HUMN 225 The Nobel Prize (4)
The Nobel Prize is widely considered the most highly reputable award in the fields of literature, medicine, physics, chemistry, peace, and economics. This course considers the history of the awards, the Nobel Foundation, and the selection process. Primary emphasis centers on particular awards and the impact they have had in their fields and in the world. Topics vary from offering to offering.

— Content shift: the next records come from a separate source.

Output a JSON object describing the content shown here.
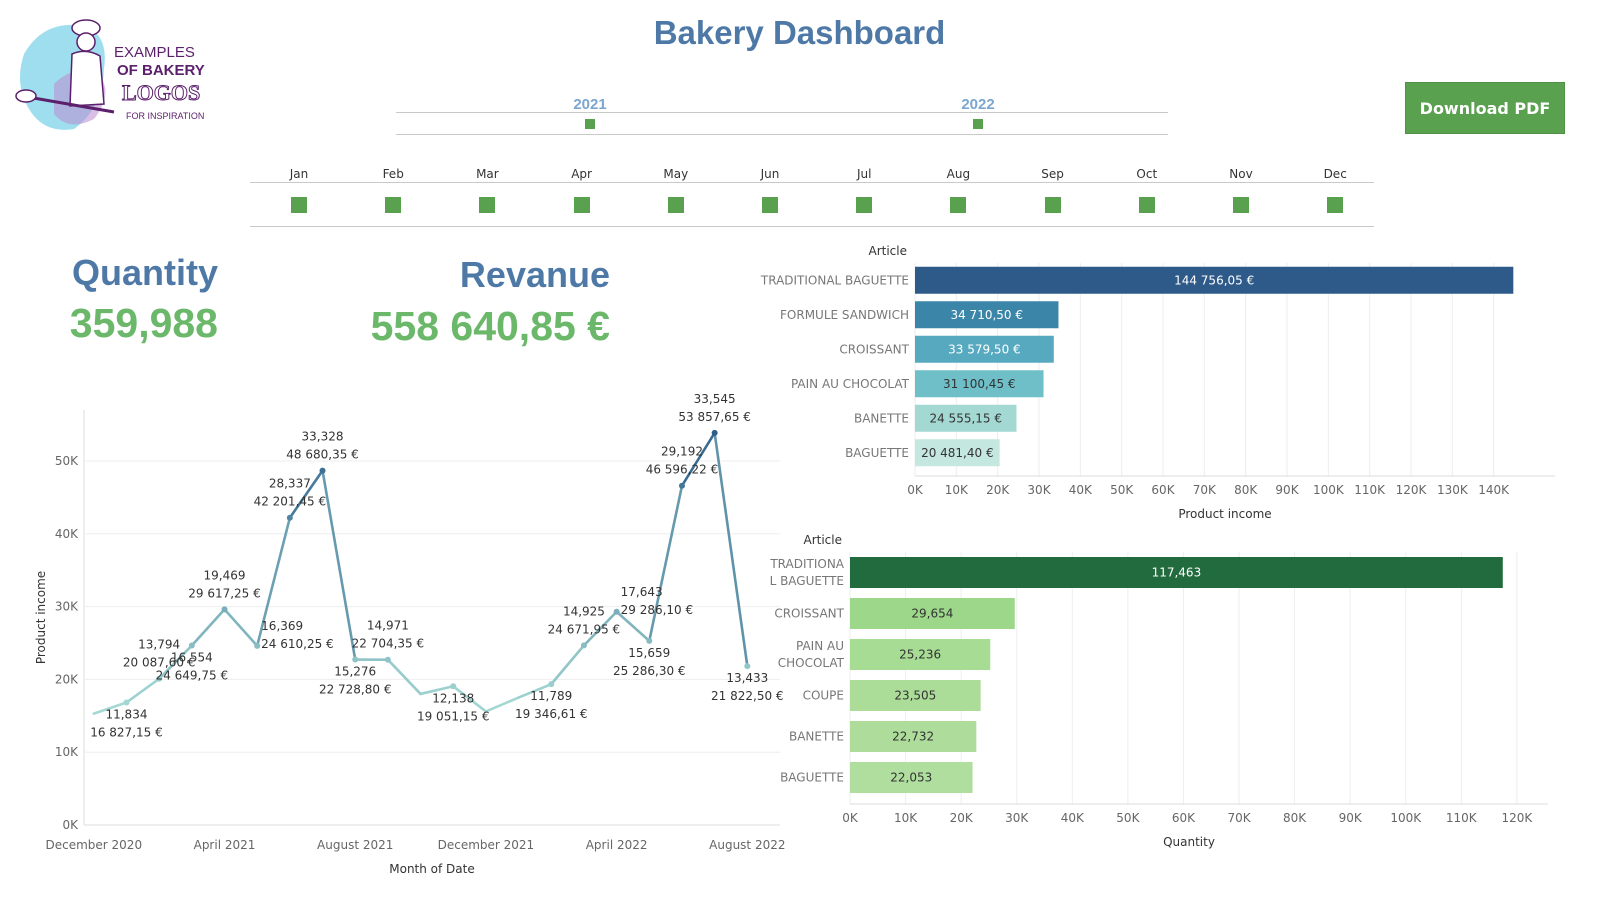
{
  "header": {
    "title": "Bakery Dashboard",
    "download_label": "Download PDF"
  },
  "logo": {
    "line1": "EXAMPLES",
    "line2": "OF BAKERY",
    "line3": "LOGOS",
    "line4": "FOR INSPIRATION",
    "icon": "baker-with-peel-icon"
  },
  "year_filter": {
    "years": [
      "2021",
      "2022"
    ],
    "selected": [
      "2021",
      "2022"
    ]
  },
  "month_filter": {
    "months": [
      "Jan",
      "Feb",
      "Mar",
      "Apr",
      "May",
      "Jun",
      "Jul",
      "Aug",
      "Sep",
      "Oct",
      "Nov",
      "Dec"
    ],
    "selected": [
      "Jan",
      "Feb",
      "Mar",
      "Apr",
      "May",
      "Jun",
      "Jul",
      "Aug",
      "Sep",
      "Oct",
      "Nov",
      "Dec"
    ]
  },
  "kpis": {
    "quantity_label": "Quantity",
    "quantity_value": "359,988",
    "revenue_label": "Revanue",
    "revenue_value": "558 640,85 €"
  },
  "colors": {
    "title_blue": "#4e79a7",
    "kpi_green": "#6bb86b",
    "button_green": "#59a14f",
    "filter_green": "#59a14f"
  },
  "chart_data": [
    {
      "type": "line",
      "xlabel": "Month of Date",
      "ylabel": "Product income",
      "ylim": [
        0,
        57000
      ],
      "yticks": [
        0,
        10000,
        20000,
        30000,
        40000,
        50000
      ],
      "ytick_labels": [
        "0K",
        "10K",
        "20K",
        "30K",
        "40K",
        "50K"
      ],
      "xtick_labels": [
        "December 2020",
        "April 2021",
        "August 2021",
        "December 2021",
        "April 2022",
        "August 2022"
      ],
      "xtick_index": [
        0,
        4,
        8,
        12,
        16,
        20
      ],
      "points": [
        {
          "i": 0,
          "y": 15300
        },
        {
          "i": 1,
          "y": 16827,
          "label": "11,834\n16 827,15 €",
          "pos": "below"
        },
        {
          "i": 2,
          "y": 20088,
          "label": "13,794\n20 087,60 €",
          "pos": "above"
        },
        {
          "i": 3,
          "y": 24650,
          "label": "16,554\n24 649,75 €",
          "pos": "below"
        },
        {
          "i": 4,
          "y": 29617,
          "label": "19,469\n29 617,25 €",
          "pos": "above"
        },
        {
          "i": 5,
          "y": 24610,
          "label": "16,369\n24 610,25 €",
          "pos": "right"
        },
        {
          "i": 6,
          "y": 42201,
          "label": "28,337\n42 201,45 €",
          "pos": "above"
        },
        {
          "i": 7,
          "y": 48680,
          "label": "33,328\n48 680,35 €",
          "pos": "above"
        },
        {
          "i": 8,
          "y": 22729,
          "label": "15,276\n22 728,80 €",
          "pos": "below"
        },
        {
          "i": 9,
          "y": 22704,
          "label": "14,971\n22 704,35 €",
          "pos": "above"
        },
        {
          "i": 10,
          "y": 18000
        },
        {
          "i": 11,
          "y": 19051,
          "label": "12,138\n19 051,15 €",
          "pos": "below"
        },
        {
          "i": 12,
          "y": 15600
        },
        {
          "i": 13,
          "y": 17500
        },
        {
          "i": 14,
          "y": 19347,
          "label": "11,789\n19 346,61 €",
          "pos": "below"
        },
        {
          "i": 15,
          "y": 24672,
          "label": "14,925\n24 671,95 €",
          "pos": "above"
        },
        {
          "i": 16,
          "y": 29286,
          "label": "17,643\n29 286,10 €",
          "pos": "right"
        },
        {
          "i": 17,
          "y": 25286,
          "label": "15,659\n25 286,30 €",
          "pos": "below"
        },
        {
          "i": 18,
          "y": 46596,
          "label": "29,192\n46 596,22 €",
          "pos": "above"
        },
        {
          "i": 19,
          "y": 53858,
          "label": "33,545\n53 857,65 €",
          "pos": "above"
        },
        {
          "i": 20,
          "y": 21823,
          "label": "13,433\n21 822,50 €",
          "pos": "below"
        }
      ]
    },
    {
      "type": "bar",
      "orientation": "horizontal",
      "legend_title": "Article",
      "xlabel": "Product income",
      "xlim": [
        0,
        150000
      ],
      "xticks": [
        0,
        10000,
        20000,
        30000,
        40000,
        50000,
        60000,
        70000,
        80000,
        90000,
        100000,
        110000,
        120000,
        130000,
        140000
      ],
      "xtick_labels": [
        "0K",
        "10K",
        "20K",
        "30K",
        "40K",
        "50K",
        "60K",
        "70K",
        "80K",
        "90K",
        "100K",
        "110K",
        "120K",
        "130K",
        "140K"
      ],
      "categories": [
        "TRADITIONAL BAGUETTE",
        "FORMULE SANDWICH",
        "CROISSANT",
        "PAIN AU CHOCOLAT",
        "BANETTE",
        "BAGUETTE"
      ],
      "values": [
        144756.05,
        34710.5,
        33579.5,
        31100.45,
        24555.15,
        20481.4
      ],
      "value_labels": [
        "144 756,05 €",
        "34 710,50 €",
        "33 579,50 €",
        "31 100,45 €",
        "24 555,15 €",
        "20 481,40 €"
      ],
      "colors": [
        "#2e5a8a",
        "#3a85a8",
        "#57a9c0",
        "#6fbfc9",
        "#a4d8d2",
        "#c4e7e0"
      ]
    },
    {
      "type": "bar",
      "orientation": "horizontal",
      "legend_title": "Article",
      "xlabel": "Quantity",
      "xlim": [
        0,
        122000
      ],
      "xticks": [
        0,
        10000,
        20000,
        30000,
        40000,
        50000,
        60000,
        70000,
        80000,
        90000,
        100000,
        110000,
        120000
      ],
      "xtick_labels": [
        "0K",
        "10K",
        "20K",
        "30K",
        "40K",
        "50K",
        "60K",
        "70K",
        "80K",
        "90K",
        "100K",
        "110K",
        "120K"
      ],
      "categories": [
        "TRADITIONA\nL BAGUETTE",
        "CROISSANT",
        "PAIN AU\nCHOCOLAT",
        "COUPE",
        "BANETTE",
        "BAGUETTE"
      ],
      "values": [
        117463,
        29654,
        25236,
        23505,
        22732,
        22053
      ],
      "value_labels": [
        "117,463",
        "29,654",
        "25,236",
        "23,505",
        "22,732",
        "22,053"
      ],
      "colors": [
        "#226b3e",
        "#9dd88a",
        "#a7dc94",
        "#abdd98",
        "#aedd9b",
        "#b0de9e"
      ]
    }
  ]
}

HUMN 250 Special Topics (4)
This course focuses on special topics in the humanities not already covered in existing courses in the program. This course may be repeated twice for credit when the topic differs.
HUMN 380 Seminar (4)
Students use methodologies gleaned from previous humanities courses--and acquire new ones--to approach topics relevant to contemporary study of the humanities. The course focuses on a set of interrelated themes, such as justice and power, faith and reason, or journey and exploration. Prerequisite: Two courses in humanities (HUMN).